Beppe Fenech Adami seemed to attribute the defeat to the oil scandal – which he claimed cost the PN their moral high ground – as well as the politics of divide and rule. In his words, “all human beings are equal and ought to be treated as such” – something his party clearly failed to grasp. Had they gotten off their high horse during the campaign and admitted there might be a problem after all, I reckon it would’ve probably scored them points.

I wonder whether the PN has finally understood what a complete and utter turn-off their divisive Nationalist Face campaign proved to be, to all but the speck-seeing bigots among us.
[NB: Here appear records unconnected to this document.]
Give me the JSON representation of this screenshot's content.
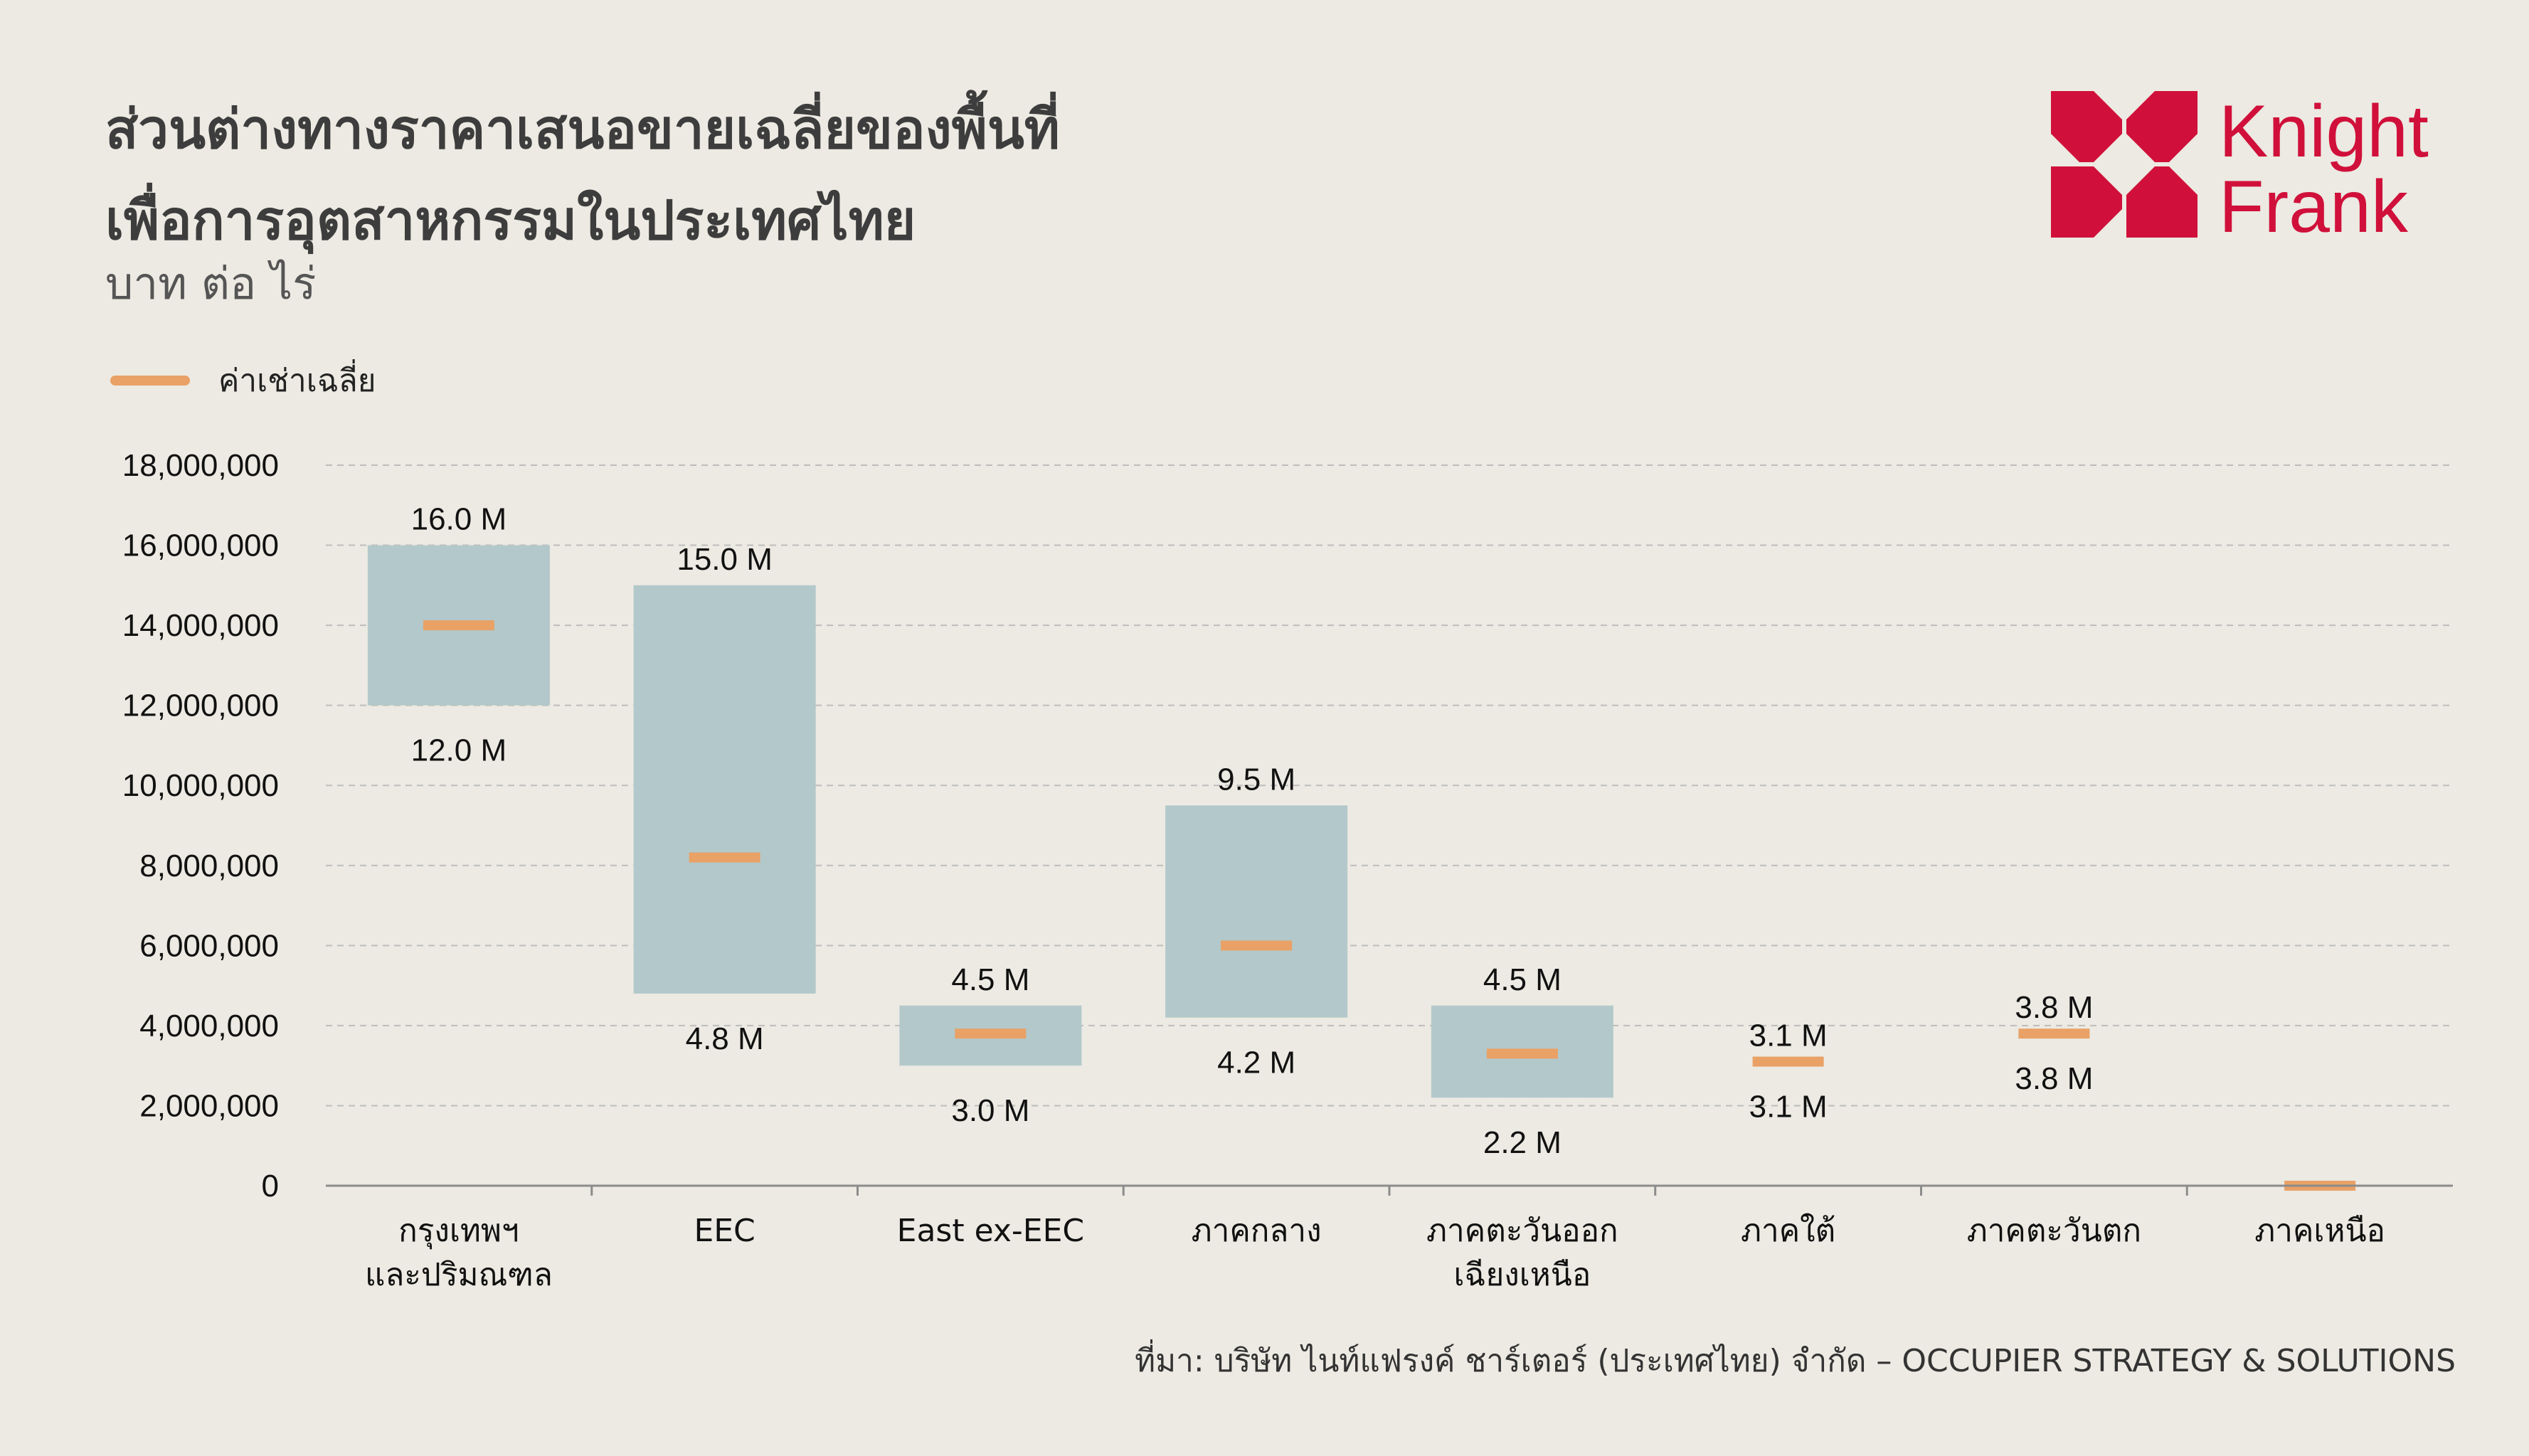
{
  "header": {
    "title_line1": "ส่วนต่างทางราคาเสนอขายเฉลี่ยของพื้นที่",
    "title_line2": "เพื่อการอุตสาหกรรมในประเทศไทย",
    "subtitle": "บาท ต่อ ไร่"
  },
  "logo": {
    "line1": "Knight",
    "line2": "Frank",
    "color": "#d0103a"
  },
  "legend": {
    "label": "ค่าเช่าเฉลี่ย",
    "color": "#e9a166"
  },
  "source": "ที่มา: บริษัท ไนท์แฟรงค์ ชาร์เตอร์ (ประเทศไทย) จำกัด – OCCUPIER STRATEGY & SOLUTIONS",
  "chart_data": {
    "type": "bar",
    "subtype": "floating-range-with-average-marker",
    "categories": [
      [
        "กรุงเทพฯ",
        "และปริมณฑล"
      ],
      [
        "EEC"
      ],
      [
        "East ex-EEC"
      ],
      [
        "ภาคกลาง"
      ],
      [
        "ภาคตะวันออก",
        "เฉียงเหนือ"
      ],
      [
        "ภาคใต้"
      ],
      [
        "ภาคตะวันตก"
      ],
      [
        "ภาคเหนือ"
      ]
    ],
    "series": [
      {
        "name": "max",
        "values": [
          16000000,
          15000000,
          4500000,
          9500000,
          4500000,
          3100000,
          3800000,
          0
        ]
      },
      {
        "name": "min",
        "values": [
          12000000,
          4800000,
          3000000,
          4200000,
          2200000,
          3100000,
          3800000,
          0
        ]
      },
      {
        "name": "ค่าเช่าเฉลี่ย",
        "values": [
          14000000,
          8200000,
          3800000,
          6000000,
          3300000,
          3100000,
          3800000,
          0
        ]
      }
    ],
    "max_labels": [
      "16.0 M",
      "15.0 M",
      "4.5 M",
      "9.5 M",
      "4.5 M",
      "3.1 M",
      "3.8 M",
      ""
    ],
    "min_labels": [
      "12.0 M",
      "4.8 M",
      "3.0 M",
      "4.2 M",
      "2.2 M",
      "3.1 M",
      "3.8 M",
      ""
    ],
    "yticks": [
      "0",
      "2,000,000",
      "4,000,000",
      "6,000,000",
      "8,000,000",
      "10,000,000",
      "12,000,000",
      "14,000,000",
      "16,000,000",
      "18,000,000"
    ],
    "ylim": [
      0,
      18000000
    ],
    "grid": true,
    "colors": {
      "range": "#b3c8ca",
      "average": "#e9a166",
      "grid": "#bdbdbd",
      "axis": "#8c8c8c"
    },
    "legend_position": "top-left"
  }
}
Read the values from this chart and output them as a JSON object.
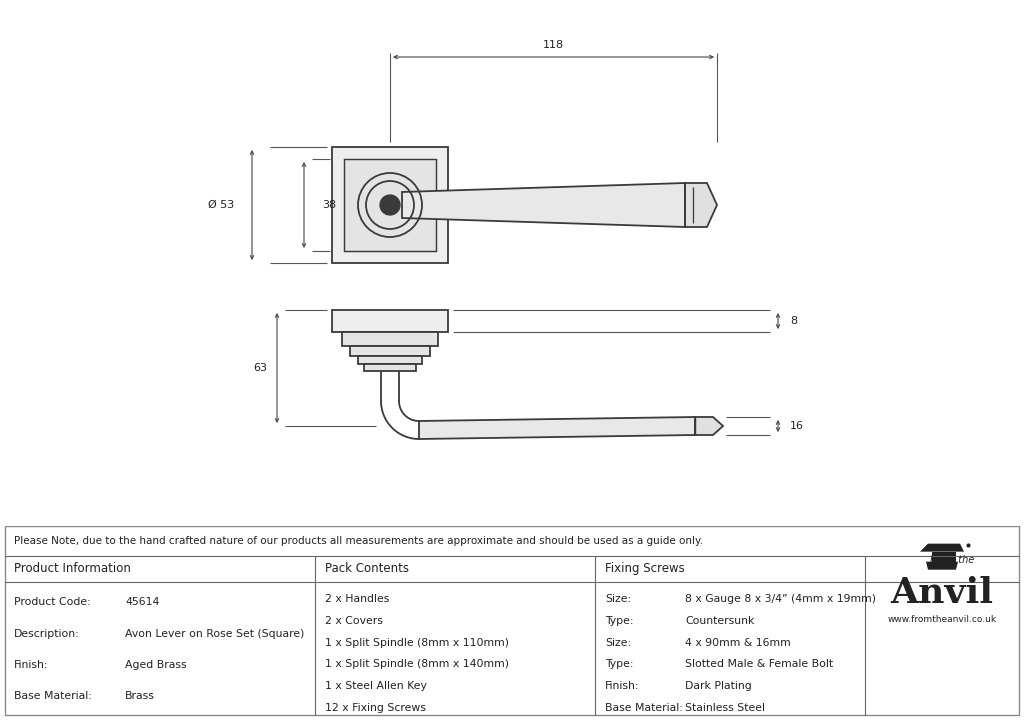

It was a campaign which managed to turn off moderate and level-headed Nationalists, many of whom voted PN by force of habit, but secretly hoped for a PN defeat and breathed a sigh of relief when it was all over. Unsurprisingly, the people who did their utmost to scaremonger and remind us that a Labour Government would send the country back 30 years, were the only ones remotely interested in going back there. We even had Eddie Fenech Adami return to the granaries to deliver one of his signature speeches, in what was a very bad judgment call and a desperate throwback to the 1980s.

Facebook frequently degenerated into an ugly exchange of barbs, boycotts and personal attacks on anyone who had the temerity to suggest that they no longer felt comfortable supporting a government just because once upon a time, it was a very good idea.

Malta is mostly made up of people who are too unimaginative to revise their political allegiances from time to time and who think that political affiliations, like brown eyes, are something you are born and stuck with. With like-minded thinking, the PN would never have got into power in 1987. And even then, they swung it marginally, by 8,000 votes, when in truth, back then the swing ought to have been much bigger.

This time round, 30,000 more people changed their mind one way or the other. It may have been a huge victory for Labour and a testament to Joseph Muscat’s hardly amateur campaign, which was quite flawless and exactly what the doctor ordered in the particular political climate. While the PN tried to categorise and label, Muscat’s campaign didn’t. It allowed you to be whoever you wanted to be, because nowadays people don’t want to be put into boxes, talked down to, made to feel inferior or patronised.

What this election certainly proved is that no government can overstay its welcome and that the old Malta of red versus blue, us versus them, is out, hopefully never to return. And that clutching to one’s glorious past while fumbling in the here and now is clearly not good enough.